Al Bayane : «Tayeb Saddiki… Le bon, la brute et le théâtre» est un portrait intimiste qui vient de sortir il y a quelques jours aux Virgule Editions basée à Tanger. C’est aussi un portrait de témoignage. A priori, pourquoi Saddiki ? Et quelle est en l’originalité de ce travail ?

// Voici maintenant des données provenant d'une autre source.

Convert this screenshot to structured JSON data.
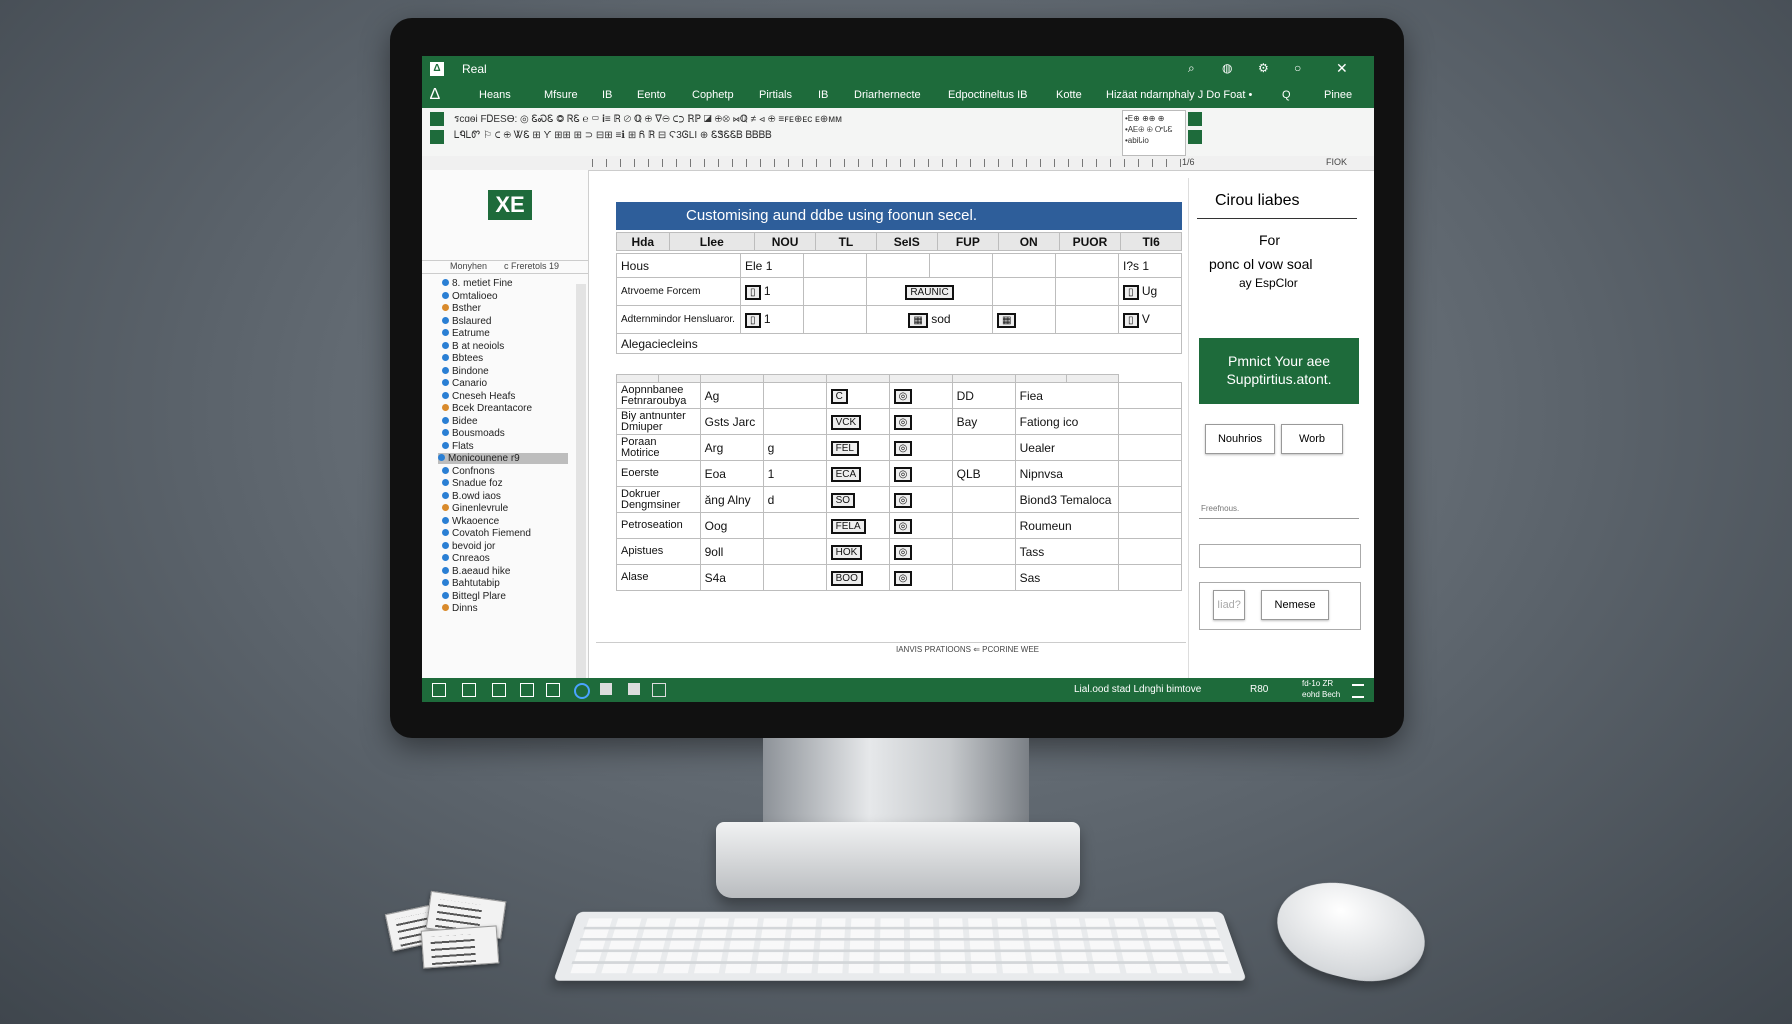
{
  "window": {
    "title": "Real"
  },
  "menu": [
    "Heans",
    "Mfsure",
    "IB",
    "Eento",
    "Cophetp",
    "Pirtials",
    "IB",
    "Driarhernecte",
    "Edpoctineltus IB",
    "Kotte",
    "Hizäat ndarnphaly J Do Foat •",
    "Q",
    "Pinee"
  ],
  "ribbon": {
    "row1": "รсɑѳі  FᎠESѲ:  ◎ ᏋᏍᏋ  ◎  ᏒᏋ  ℮  ▭  ℹ≡  ℝ  ⊘ ℚ  ⊕  ∇⊖  ⊂⊃  ℝℙ  ◪  ⊕⊗  ⋈ℚ  ≠  ⊲  ⊕  ≡ꜰᴇ⊕ᴇᴄ  ᴇ⊕ᴍᴍ",
    "row2": "ᏞᏄᏞᏛ  ⚐ ⊂  ⊕  ᏔᏋ  ⊞  ϒ  ⊞⊞  ⊞  ⊃  ⊟⊞  ≡ℹ  ⊞  Ᏺ  ℝ  ⊟  Ϛ3ᎶLI  ⊕  ᏋᏕᏋᏋᏴ  ᏴᏴᏴᏴ",
    "style_box": "•E⊕ ⊕⊕ ⊕\n•AᎬ⊕ ⊕ ᏅᏓᏋ\n•abiᏓio"
  },
  "ruler": {
    "right_label": "FIOK",
    "mid_label": "1/6"
  },
  "leftpane": {
    "logo": "XE",
    "header_left": "Monyhen",
    "header_right": "c Freretols 19",
    "items": [
      "8. metiet Fine",
      "Omtalioeo",
      "Bsther",
      "Bslaured",
      "Eatrume",
      "B at neoiols",
      "Bbtees",
      "Bindone",
      "Canario",
      "Cneseh Heafs",
      "Bcek Dreantacore",
      "Bidee",
      "Bousmoads",
      "Flats",
      "Monicounene r9",
      "Confnons",
      "Snadue foz",
      "B.owd iaos",
      "Ginenlevrule",
      "Wkaoence",
      "Covatoh Fiemend",
      "bevoid jor",
      "Cnreaos",
      "B.aeaud hike",
      "Bahtutabip",
      "Bittegl Plare",
      "Dinns"
    ]
  },
  "banner": "Customising aund ddbe using foonun secel.",
  "table1": {
    "headers": [
      "Hda",
      "Llee",
      "NOU",
      "TL",
      "SeIS",
      "FUP",
      "ON",
      "PUOR",
      "TI6"
    ],
    "rows": [
      [
        "Hous",
        "Ele",
        "1",
        "",
        "",
        "",
        "",
        "",
        "I?s",
        "1"
      ],
      [
        "Atrvoeme Forcem",
        "",
        "1",
        "RAUNIC",
        "",
        "",
        "",
        "",
        "",
        "Ug"
      ],
      [
        "Adternmindor Hensluaror.",
        "",
        "1",
        "",
        "sod",
        "",
        "",
        "",
        "",
        "V"
      ],
      [
        "Alegaciecleins",
        "",
        "",
        "",
        "",
        "",
        "",
        "",
        "",
        ""
      ]
    ]
  },
  "table2": {
    "rows": [
      [
        "Aopnnbanee Fetnraroubya",
        "Ag",
        "",
        "C",
        "",
        "DD",
        "Fiea"
      ],
      [
        "Biy antnunter Dmiuper",
        "Gsts Jarc",
        "",
        "VCK",
        "",
        "Bay",
        "Fationg ico"
      ],
      [
        "Poraan Motirice",
        "Arg",
        "g",
        "FEL",
        "",
        "",
        "Uealer"
      ],
      [
        "Eoerste",
        "Eoa",
        "1",
        "ECA",
        "",
        "QLB",
        "Nipnvsa"
      ],
      [
        "Dokruer Dengmsiner",
        "ǎng Alny",
        "d",
        "SO",
        "",
        "",
        "Biond3 Temaloca"
      ],
      [
        "Petroseation",
        "Oog",
        "",
        "FELA",
        "",
        "",
        "Roumeun"
      ],
      [
        "Apistues",
        "9oll",
        "",
        "HOK",
        "",
        "",
        "Tass"
      ],
      [
        "Alase",
        "S4a",
        "",
        "BOO",
        "",
        "",
        "Sas"
      ]
    ],
    "footer": "IANVIS PRATIOONS ⇐ PCORINE WEE"
  },
  "rightpanel": {
    "title": "Cirou liabes",
    "for": "For",
    "subtitle": "ponc ol vow soal",
    "subtitle2": "ay EspClor",
    "promo": "Pmnict Your aee Supptirtius.atont.",
    "btn1": "Nouhrios",
    "btn2": "Worb",
    "field_label": "Freefnous.",
    "btn3": "Iiad?",
    "btn4": "Nemese"
  },
  "status": {
    "left_hint": "",
    "right": "Lial.ood stad  Ldnghi bimtove",
    "zoom": "R80",
    "clock1": "fd-1o ZR",
    "clock2": "eohd Bech"
  },
  "colors": {
    "excel_green": "#1e6b3b",
    "banner_blue": "#2e5e9a"
  }
}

Ahmed Massaia : C’est une contribution personnelle à l’œuvre et à l’homme. Pourquoi Tayeb Saddiki? Parce que vous avez sans doute remarqué lors de la présentation du livre que personne n’a encore lu, mais qui a suscité un nombre assez considérable de remarques pertinentes qui font l’objet-même de mon livre ; ce qui fait que Tayeb Saddiki suscite beaucoup de commentaires, beaucoup de remarques. D’ailleurs il y a eu énormément de thèses. Mais seulement il y a un aspect de Tayeb Saddiki qui pose problème : sa personne. Certaines personnes dans le monde du théâtre adorent Tayeb Saddiki. Ils le considèrent à sa juste valeur entant que créateur important dans le développement du théâtre au Maroc comme dans le monde arabe. Et certaines personnes vont jusqu’à haïr ce grand homme qu’est Tayeb Saddiki – et je pèse mes mots-,parce qu’il atout simplement occupé l’espace avec beaucoup de grandeur, beaucoup de force et beaucoup d’opportunisme aussi ; et cela a dérangé beaucoup de gens.

Personnellement, je l’ai fréquenté de près, j’ai su et j’ai vu un peu : il ne le dit pas, mais il a beaucoup de considération, lui aussi, pour le génie. Il reconnait les vraies valeurs comme il a reconnu la valeur de Nass El Ghiwane dont il a été à la base de leur création, comme il a mis en valeur certaines personnes qui ont gagné leur célébrité dans le monde des planches.

Mais malheureusement certaines personnes le reconnaissent et d’autres non. Il y a un aspect affectif dans le parcours de Tayeb Saddiki qui est rarement mis en valeur. Je voulais le mettre en valeur parce que cet homme m’a apporté d’abord beaucoup de choses. C’est quelqu’un qui m’a aidé dans ma fonction de directeur de l’Institut Supérieur d’Art Dramatique et d’Animation Culturelle (ISADAC), c’est quelqu’un qui m’a ouvert ses portes, et surtout, son patrimoine (ses écrits, ses documents). Les 15 dernières années de sa vie m’avaient beaucoup touché parce qu’on aurait dit que toute la grandeur de cet homme et la force dont il jouissait avait disparu comme par miracle : tout le mondel’a pratiquement laissé tomber, même des membres de sa famille.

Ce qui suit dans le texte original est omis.